Since the group was set up in January 2017 by founder Jim McLaren, it was run in what is now the former 543 Club, Dalmuir, and currently at the Golden Friendships Community Halls. At the end of January 2019, Jim was presented with the idea of buying the building – but it had an £80,000 price tag along with a five month deadline to get the cash. Jim said: “I take life as it comes, so I thought ‘lets have a go’.” By the end of June, a massive £84,000 was raised and an official opening day was held on July 1 to celebrate the club’s new home. Jim said this was his most memorable moment of 2019 and made him very proud. He added: “To me, the club belongs to the community. “The whole community rallied round.
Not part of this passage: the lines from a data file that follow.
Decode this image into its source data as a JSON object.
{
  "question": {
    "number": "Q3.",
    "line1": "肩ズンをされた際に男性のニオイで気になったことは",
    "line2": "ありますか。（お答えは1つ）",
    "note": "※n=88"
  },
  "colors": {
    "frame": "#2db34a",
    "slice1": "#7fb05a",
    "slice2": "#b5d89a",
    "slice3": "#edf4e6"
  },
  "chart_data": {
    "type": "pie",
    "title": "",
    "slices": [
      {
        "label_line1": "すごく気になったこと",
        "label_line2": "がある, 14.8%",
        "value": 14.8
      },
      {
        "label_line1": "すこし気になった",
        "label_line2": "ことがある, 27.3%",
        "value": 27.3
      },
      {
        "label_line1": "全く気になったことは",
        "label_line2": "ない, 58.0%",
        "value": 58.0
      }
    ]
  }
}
People handed in £10 donations and we had three separate cheques for £10,000. Ex-Bankies living all over the world sent money and all of our members pitched in.”
Two of the halls – the new theatre room and the main hall that is used for entertainment and karaoke have been named the “McArdle Suite”, after Laura McArdle – the first ever person to walk through the doors when Jim set up the club The other hall is the “Sweeney Suite” after Jim’s mum who was there on the first day, and has been there since, to help run the club. More than 10 different sessions and activity clubs are run throughout the week which cater for all ages and all types of people.
Jim told the Clydebank Post: “I’m never out of here, I’m in seven days a week. It’s hard to let go, it’s like an obsession. But I’ve never been as happy in my life and it’s well worth it. It’s wonderful the friendships that get built.”
He added: “This is their club and that’s what I want it to be. The whole thing is about the community – we are here for them. I also want to do more for young adults with ASN. They get to a certain age and there’s no clubs for them anymore, so I want to provide something for them.”